SEPTA combats carbon footprint


Light rail trains newly equipped with regenerative braking technology




The subways and trolleys Penn students use to get around are piloting a new technology to reduce energy costs.

This month, the Southeastern Pennsylvania Transportation Authority (SEPTA) implemented a new braking technology to prevent electricity from going to waste, using a new battery storage system to store excess energy from the train. The project will be carried out by capturing the regenerative braking energy of trains along the Market-Frankford line, according to SEPTA General Manager Joseph M. Casey.

Previously, SEPTA’s braking technology could tap into the system’s third rail or overhead power line and absorb the energy only if there were a train ahead. However, if there were no train ahead, the energy would be lost as heat.

SEPTA will now make use of new generation “Silverliner V” railcars — battery-equipped train models that can reabsorb the overhead electrical energy to charge or transfer surplus power to the Letterly Substation in Kensington. Last year, the substation underwent alterations to adjust to the new trains, including storage of a new battery and collection of the regenerated energy.

“This project will bolster SEPTA’s ongoing efforts to control costs by making the transit system more sustainable,” Casey said. “Through this pilot project, we are exploring a new resource that could provide savings and environmental benefits now and for generations to come.”

According to Casey, the implementation of this technology will enable SEPTA to power its trains with onboard batteries when energy prices are at their highest. In addition, it will reduce the load on the metropolitan power grid and acquire money for the transportation authority when the electricity is placed back into power markets.

The project was made possible through a $1.5 million investment in September 2010, which included a $900,000 grant from the Pennsylvania Energy Development Authority as well as funding from Viridity Energy, Casey said.

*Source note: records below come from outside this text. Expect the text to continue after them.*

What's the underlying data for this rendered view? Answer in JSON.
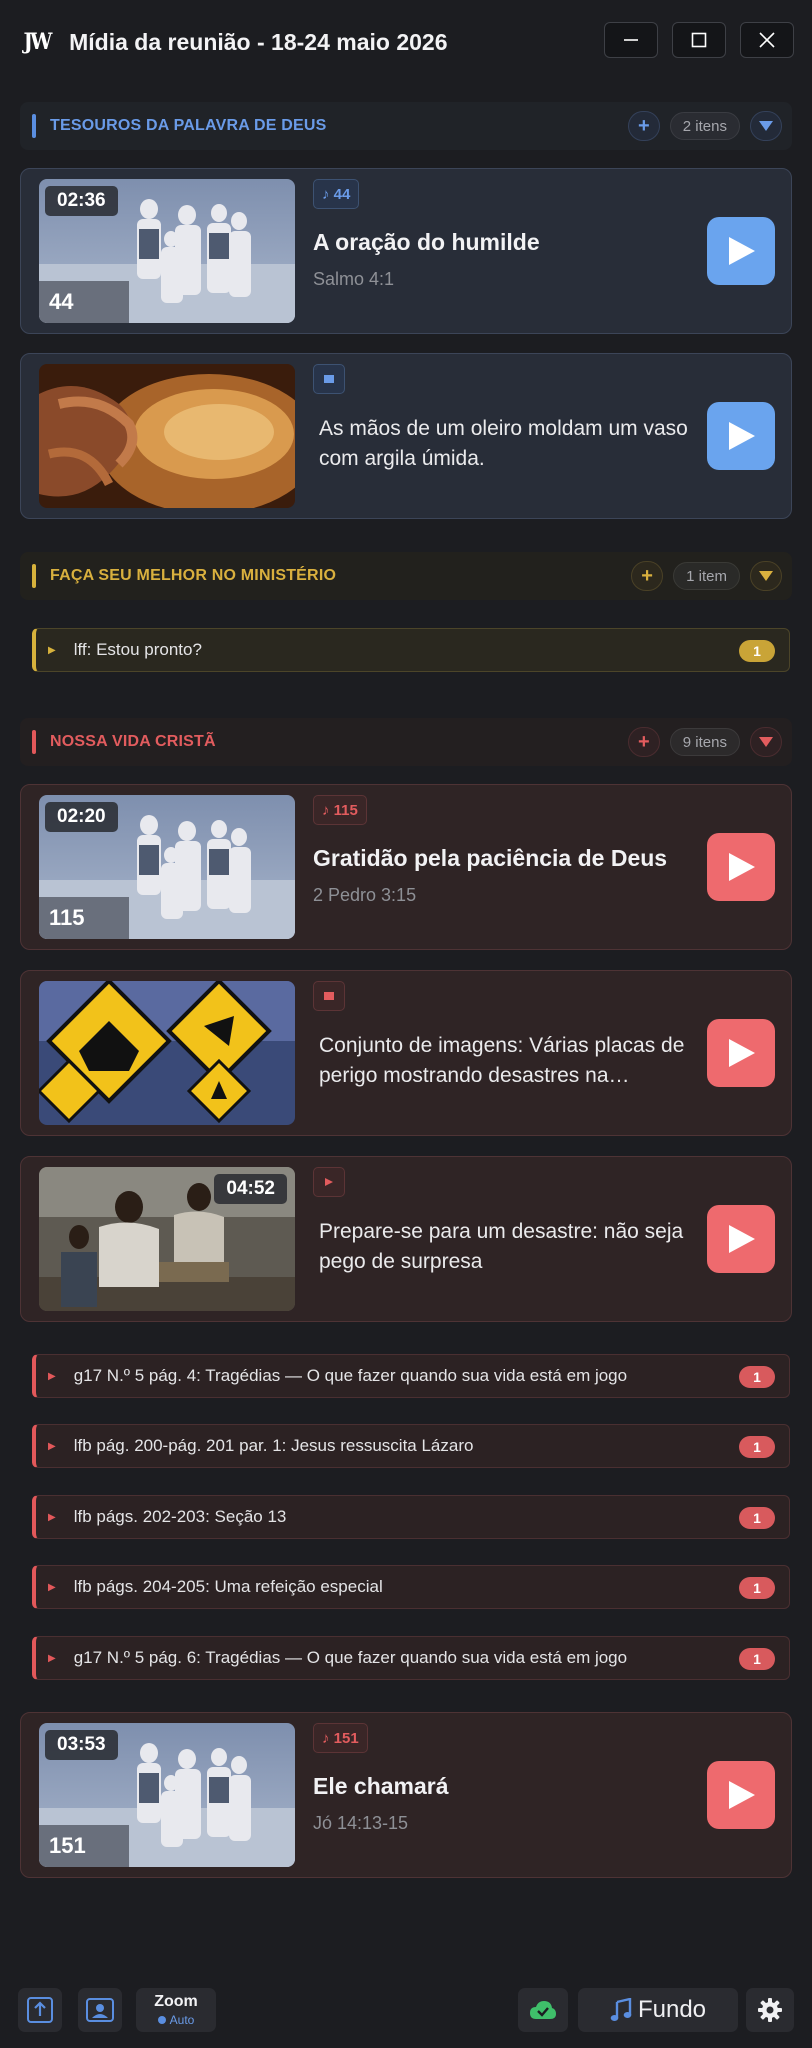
{
  "window": {
    "logo": "JW",
    "title": "Mídia da reunião - 18-24 maio 2026"
  },
  "sections": [
    {
      "title": "TESOUROS DA PALAVRA DE DEUS",
      "count": "2 itens",
      "color": "#5a8ee0",
      "items": [
        {
          "kind": "song",
          "duration": "02:36",
          "number": "44",
          "tag": "♪ 44",
          "title": "A oração do humilde",
          "subtitle": "Salmo 4:1"
        },
        {
          "kind": "image",
          "description": "As mãos de um oleiro moldam um vaso com argila úmida."
        }
      ]
    },
    {
      "title": "FAÇA SEU MELHOR NO MINISTÉRIO",
      "count": "1 item",
      "color": "#d7b23c",
      "rows": [
        {
          "label": "lff: Estou pronto?",
          "badge": "1"
        }
      ]
    },
    {
      "title": "NOSSA VIDA CRISTÃ",
      "count": "9 itens",
      "color": "#e2585a",
      "items": [
        {
          "kind": "song",
          "duration": "02:20",
          "number": "115",
          "tag": "♪ 115",
          "title": "Gratidão pela paciência de Deus",
          "subtitle": "2 Pedro 3:15"
        },
        {
          "kind": "image",
          "description": "Conjunto de imagens: Várias placas de perigo mostrando desastres na…"
        },
        {
          "kind": "video",
          "duration": "04:52",
          "description": "Prepare-se para um desastre: não seja pego de surpresa"
        }
      ],
      "rows": [
        {
          "label": "g17 N.º 5 pág. 4: Tragédias — O que fazer quando sua vida está em jogo",
          "badge": "1"
        },
        {
          "label": "lfb pág. 200-pág. 201 par. 1: Jesus ressuscita Lázaro",
          "badge": "1"
        },
        {
          "label": "lfb págs. 202-203: Seção 13",
          "badge": "1"
        },
        {
          "label": "lfb págs. 204-205: Uma refeição especial",
          "badge": "1"
        },
        {
          "label": "g17 N.º 5 pág. 6: Tragédias — O que fazer quando sua vida está em jogo",
          "badge": "1"
        }
      ],
      "closing": {
        "kind": "song",
        "duration": "03:53",
        "number": "151",
        "tag": "♪ 151",
        "title": "Ele chamará",
        "subtitle": "Jó 14:13-15"
      }
    }
  ],
  "bottom_bar": {
    "zoom_label": "Zoom",
    "zoom_mode": "Auto",
    "background_label": "Fundo",
    "icons": [
      "upload-icon",
      "camera-icon",
      "cloud-check-icon",
      "music-note-icon",
      "gear-icon"
    ]
  }
}
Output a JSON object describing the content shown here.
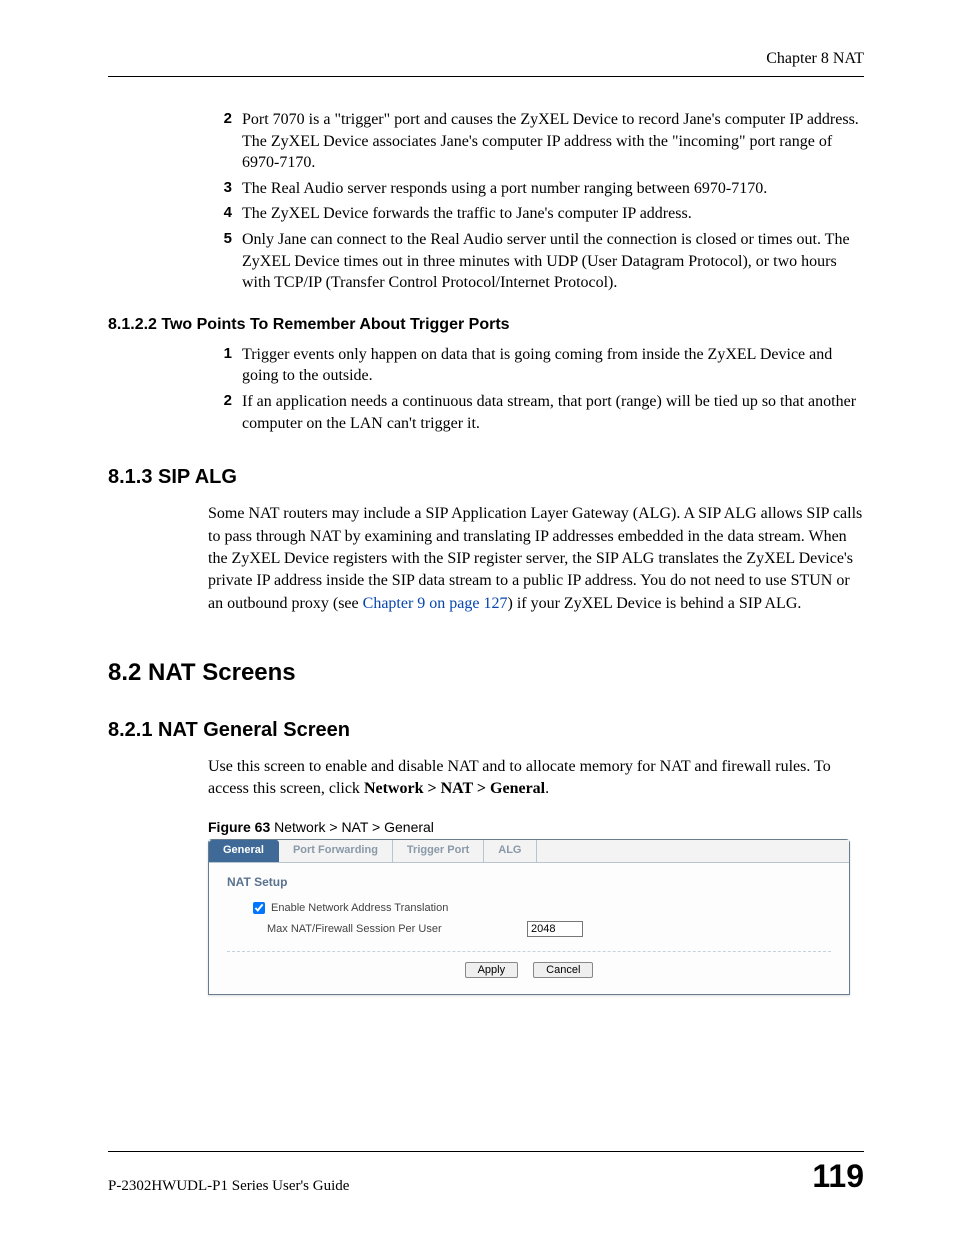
{
  "header": {
    "chapter": "Chapter 8 NAT"
  },
  "list_a": {
    "items": [
      {
        "n": "2",
        "t": "Port 7070 is a \"trigger\" port and causes the ZyXEL Device to record Jane's computer IP address. The ZyXEL Device associates Jane's computer IP address with the \"incoming\" port range of 6970-7170."
      },
      {
        "n": "3",
        "t": "The Real Audio server responds using a port number ranging between 6970-7170."
      },
      {
        "n": "4",
        "t": "The ZyXEL Device forwards the traffic to Jane's computer IP address."
      },
      {
        "n": "5",
        "t": "Only Jane can connect to the Real Audio server until the connection is closed or times out. The ZyXEL Device times out in three minutes with UDP (User Datagram Protocol), or two hours with TCP/IP (Transfer Control Protocol/Internet Protocol)."
      }
    ]
  },
  "sec_8_1_2_2": {
    "title": "8.1.2.2  Two Points To Remember About Trigger Ports",
    "items": [
      {
        "n": "1",
        "t": "Trigger events only happen on data that is going coming from inside the ZyXEL Device and going to the outside."
      },
      {
        "n": "2",
        "t": "If an application needs a continuous data stream, that port (range) will be tied up so that another computer on the LAN can't trigger it."
      }
    ]
  },
  "sec_8_1_3": {
    "title": "8.1.3  SIP ALG",
    "body_a": "Some NAT routers may include a SIP Application Layer Gateway (ALG). A SIP ALG allows SIP calls to pass through NAT by examining and translating IP addresses embedded in the data stream. When the ZyXEL Device registers with the SIP register server, the SIP ALG translates the ZyXEL Device's private IP address inside the SIP data stream to a public IP address. You do not need to use STUN or an outbound proxy (see ",
    "link": "Chapter 9 on page 127",
    "body_b": ") if your ZyXEL Device is behind a SIP ALG."
  },
  "sec_8_2": {
    "title": "8.2  NAT Screens"
  },
  "sec_8_2_1": {
    "title": "8.2.1  NAT General Screen",
    "body_a": "Use this screen to enable and disable NAT and to allocate memory for NAT and firewall rules. To access this screen, click ",
    "navpath": "Network > NAT > General",
    "body_b": "."
  },
  "figure": {
    "label": "Figure 63",
    "caption": "   Network > NAT > General",
    "tabs": [
      "General",
      "Port Forwarding",
      "Trigger Port",
      "ALG"
    ],
    "panel_title": "NAT Setup",
    "enable_label": "Enable Network Address Translation",
    "max_label": "Max NAT/Firewall Session Per User",
    "max_value": "2048",
    "apply": "Apply",
    "cancel": "Cancel"
  },
  "footer": {
    "guide": "P-2302HWUDL-P1 Series User's Guide",
    "page": "119"
  }
}
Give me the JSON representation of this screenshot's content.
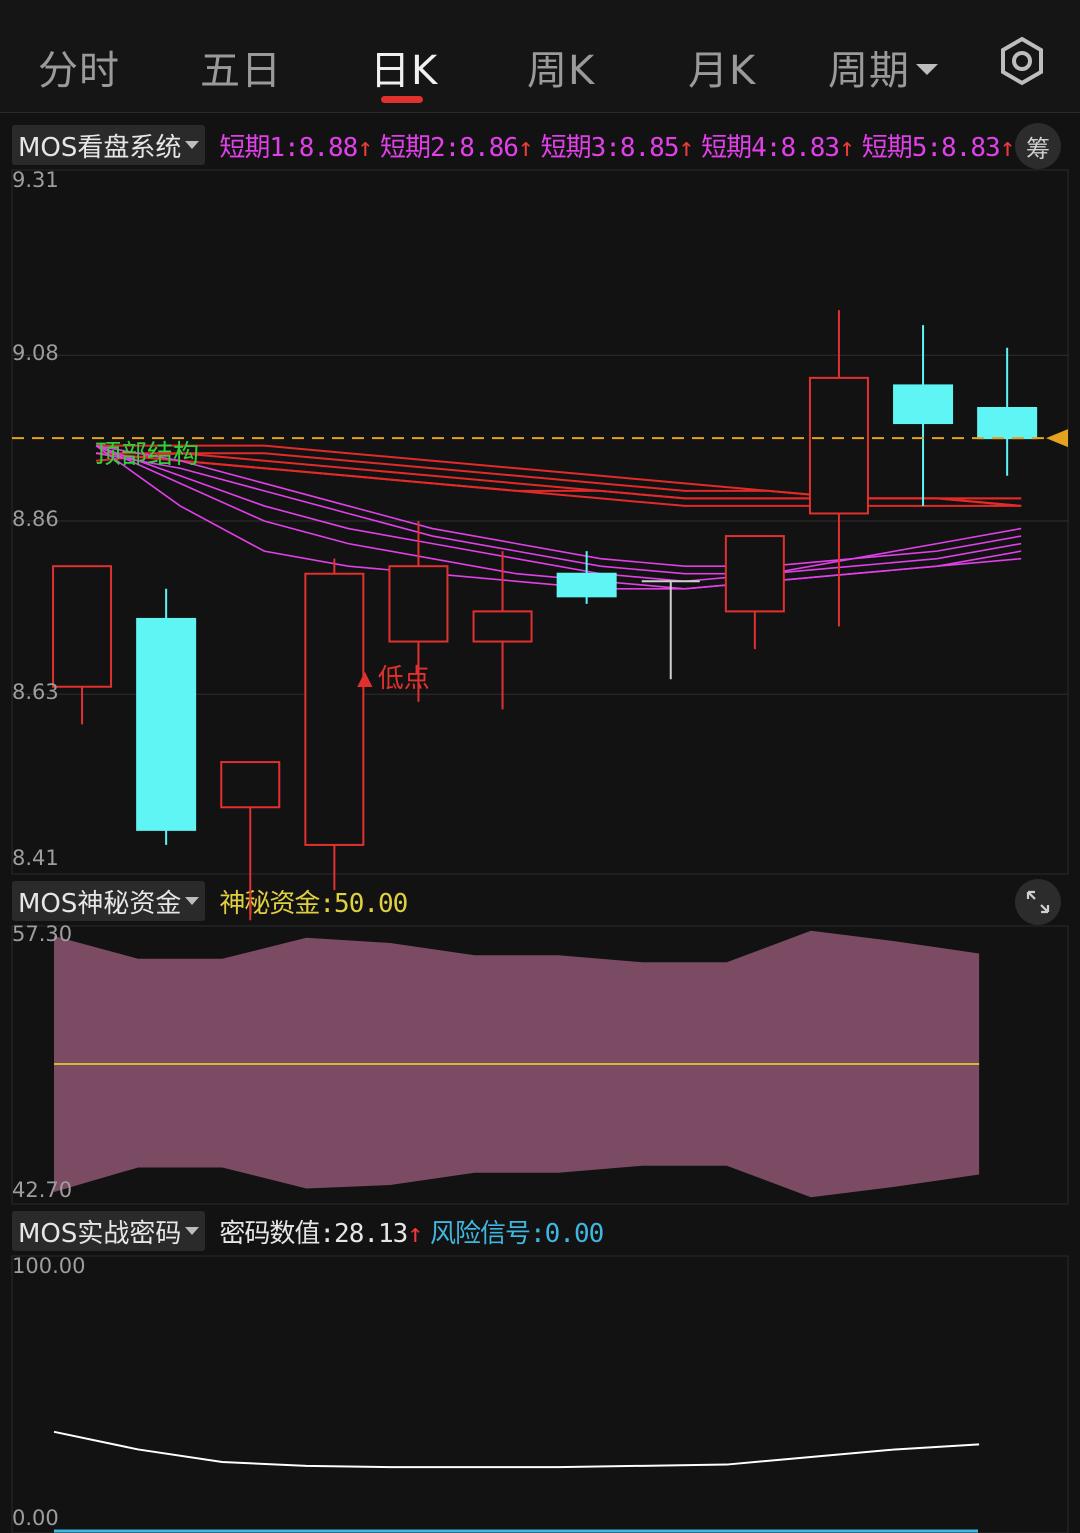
{
  "tabs": [
    {
      "label": "分时",
      "active": false
    },
    {
      "label": "五日",
      "active": false
    },
    {
      "label": "日K",
      "active": true
    },
    {
      "label": "周K",
      "active": false
    },
    {
      "label": "月K",
      "active": false
    },
    {
      "label": "周期",
      "active": false,
      "dropdown": true
    }
  ],
  "settings_icon": "gear-icon",
  "colors": {
    "up": "#e0312f",
    "down": "#5ff5f5",
    "doji": "#cfcfcf",
    "ma_red": "#e22a2a",
    "ma_magenta": "#e040e8",
    "price_line": "#e5a21f",
    "fund_fill": "#7b4b63",
    "fund_line": "#d6b832",
    "code_line": "#ffffff",
    "label_green": "#2fd23a",
    "pink": "#e040e8",
    "yellow": "#e0d040",
    "cyan": "#3fb6e0"
  },
  "main": {
    "selector_label": "MOS看盘系统",
    "indicators": [
      {
        "label": "短期1:8.88",
        "arrow": "↑"
      },
      {
        "label": "短期2:8.86",
        "arrow": "↑"
      },
      {
        "label": "短期3:8.85",
        "arrow": "↑"
      },
      {
        "label": "短期4:8.83",
        "arrow": "↑"
      },
      {
        "label": "短期5:8.83",
        "arrow": "↑"
      }
    ],
    "chip_button": "筹",
    "annotations": {
      "top": "顶部结构",
      "low": "▲低点"
    }
  },
  "fund": {
    "selector_label": "MOS神秘资金",
    "indicator": "神秘资金:50.00",
    "expand_icon": "expand-icon"
  },
  "code": {
    "selector_label": "MOS实战密码",
    "value_label": "密码数值:28.13",
    "value_arrow": "↑",
    "risk_label": "风险信号:0.00"
  },
  "chart_data": [
    {
      "type": "candlestick",
      "ylim": [
        8.41,
        9.31
      ],
      "y_ticks": [
        "9.31",
        "9.08",
        "8.86",
        "8.63",
        "8.41"
      ],
      "grid": true,
      "current_price": 8.97,
      "candles": [
        {
          "open": 8.64,
          "close": 8.8,
          "high": 8.8,
          "low": 8.59
        },
        {
          "open": 8.73,
          "close": 8.45,
          "high": 8.77,
          "low": 8.43
        },
        {
          "open": 8.54,
          "close": 8.48,
          "high": 8.54,
          "low": 8.33
        },
        {
          "open": 8.43,
          "close": 8.79,
          "high": 8.81,
          "low": 8.37
        },
        {
          "open": 8.8,
          "close": 8.7,
          "high": 8.86,
          "low": 8.62
        },
        {
          "open": 8.74,
          "close": 8.7,
          "high": 8.82,
          "low": 8.61
        },
        {
          "open": 8.79,
          "close": 8.76,
          "high": 8.82,
          "low": 8.75
        },
        {
          "open": 8.78,
          "close": 8.78,
          "high": 8.78,
          "low": 8.65
        },
        {
          "open": 8.74,
          "close": 8.84,
          "high": 8.84,
          "low": 8.69
        },
        {
          "open": 8.87,
          "close": 9.05,
          "high": 9.14,
          "low": 8.72
        },
        {
          "open": 9.04,
          "close": 8.99,
          "high": 9.12,
          "low": 8.88
        },
        {
          "open": 9.01,
          "close": 8.97,
          "high": 9.09,
          "low": 8.92
        }
      ],
      "series": [
        {
          "values": [
            8.96,
            8.96,
            8.96,
            8.95,
            8.94,
            8.93,
            8.92,
            8.91,
            8.9,
            8.89,
            8.89,
            8.88
          ]
        },
        {
          "values": [
            8.95,
            8.95,
            8.95,
            8.94,
            8.93,
            8.92,
            8.91,
            8.9,
            8.9,
            8.89,
            8.89,
            8.88
          ]
        },
        {
          "values": [
            8.94,
            8.95,
            8.94,
            8.93,
            8.92,
            8.91,
            8.9,
            8.89,
            8.89,
            8.89,
            8.89,
            8.89
          ]
        },
        {
          "values": [
            8.95,
            8.94,
            8.93,
            8.92,
            8.91,
            8.9,
            8.89,
            8.88,
            8.88,
            8.88,
            8.88,
            8.88
          ]
        },
        {
          "values": [
            8.95,
            8.94,
            8.93,
            8.92,
            8.91,
            8.9,
            8.9,
            8.89,
            8.89,
            8.89,
            8.89,
            8.89
          ]
        },
        {
          "values": [
            8.96,
            8.94,
            8.91,
            8.88,
            8.85,
            8.83,
            8.81,
            8.8,
            8.8,
            8.81,
            8.83,
            8.85
          ]
        },
        {
          "values": [
            8.95,
            8.93,
            8.9,
            8.87,
            8.84,
            8.82,
            8.8,
            8.79,
            8.79,
            8.81,
            8.82,
            8.84
          ]
        },
        {
          "values": [
            8.96,
            8.92,
            8.88,
            8.85,
            8.83,
            8.81,
            8.79,
            8.78,
            8.79,
            8.8,
            8.81,
            8.83
          ]
        },
        {
          "values": [
            8.96,
            8.91,
            8.86,
            8.83,
            8.81,
            8.79,
            8.78,
            8.77,
            8.78,
            8.79,
            8.8,
            8.82
          ]
        },
        {
          "values": [
            8.96,
            8.88,
            8.82,
            8.8,
            8.79,
            8.78,
            8.77,
            8.77,
            8.78,
            8.79,
            8.8,
            8.81
          ]
        }
      ]
    },
    {
      "type": "area",
      "ylim": [
        42.7,
        57.3
      ],
      "y_ticks": [
        "57.30",
        "42.70"
      ],
      "upper": [
        57.3,
        56.0,
        56.0,
        57.2,
        56.9,
        56.2,
        56.2,
        55.8,
        55.8,
        57.6,
        57.0,
        56.3
      ],
      "lower": [
        42.7,
        44.1,
        44.1,
        42.9,
        43.1,
        43.8,
        43.8,
        44.2,
        44.2,
        42.4,
        43.0,
        43.7
      ],
      "mid": [
        50.0,
        50.0,
        50.0,
        50.0,
        50.0,
        50.0,
        50.0,
        50.0,
        50.0,
        50.0,
        50.0,
        50.0
      ]
    },
    {
      "type": "line",
      "ylim": [
        0,
        100
      ],
      "y_ticks": [
        "100.00",
        "0.00"
      ],
      "values": [
        35,
        28,
        23,
        21.5,
        21,
        21,
        21,
        21.5,
        22,
        25,
        28,
        30
      ]
    }
  ]
}
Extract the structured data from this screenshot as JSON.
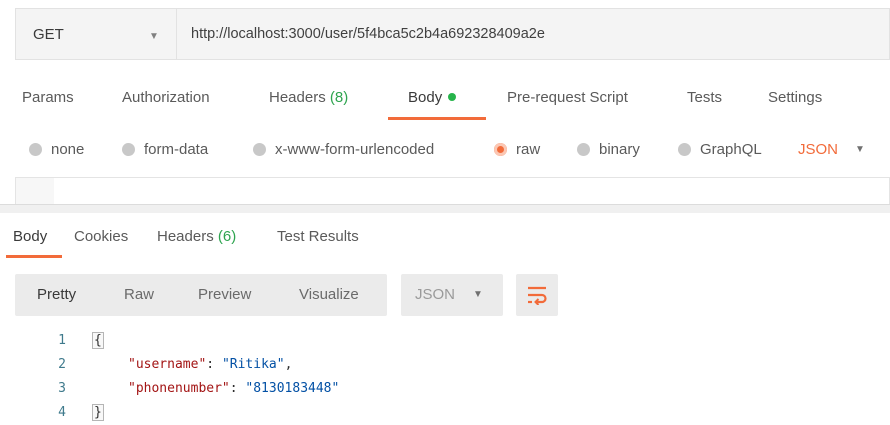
{
  "request": {
    "method": "GET",
    "url": "http://localhost:3000/user/5f4bca5c2b4a692328409a2e"
  },
  "request_tabs": {
    "params": "Params",
    "authorization": "Authorization",
    "headers": "Headers",
    "headers_count": "(8)",
    "body": "Body",
    "prerequest": "Pre-request Script",
    "tests": "Tests",
    "settings": "Settings"
  },
  "body_types": {
    "none": "none",
    "form_data": "form-data",
    "urlencoded": "x-www-form-urlencoded",
    "raw": "raw",
    "binary": "binary",
    "graphql": "GraphQL",
    "selected": "raw",
    "format": "JSON"
  },
  "response_tabs": {
    "body": "Body",
    "cookies": "Cookies",
    "headers": "Headers",
    "headers_count": "(6)",
    "test_results": "Test Results"
  },
  "response_toolbar": {
    "pretty": "Pretty",
    "raw": "Raw",
    "preview": "Preview",
    "visualize": "Visualize",
    "format": "JSON"
  },
  "response_body": {
    "line_numbers": [
      "1",
      "2",
      "3",
      "4"
    ],
    "open_brace": "{",
    "close_brace": "}",
    "fields": [
      {
        "key": "\"username\"",
        "value": "\"Ritika\"",
        "trail": ","
      },
      {
        "key": "\"phonenumber\"",
        "value": "\"8130183448\"",
        "trail": ""
      }
    ]
  },
  "colors": {
    "accent": "#f26b3a",
    "success": "#26b44b"
  }
}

“This project showcases that there is incredible opportunity on the customer side of the meter to transform existing assets into virtual power using smart energy technology,” said Audrey Zibelman, president and CEO of Viridity Energy. “We are excited about the potential that this program has for SEPTA to achieve significant savings and revenue by capturing the energy created through the operations of their existing trains and leveraging that energy to meet the needs of the electric grid.”

Rising College sophomore Sara Allan, who leads the Political Committee of Penn Environmental Group, is pleased that SEPTA will be able to save energy through the new technology. However, she added that “to really be a sustainable city, there needs to be much more innovation — ideally powered by collaboration between companies, organizations, and the government.”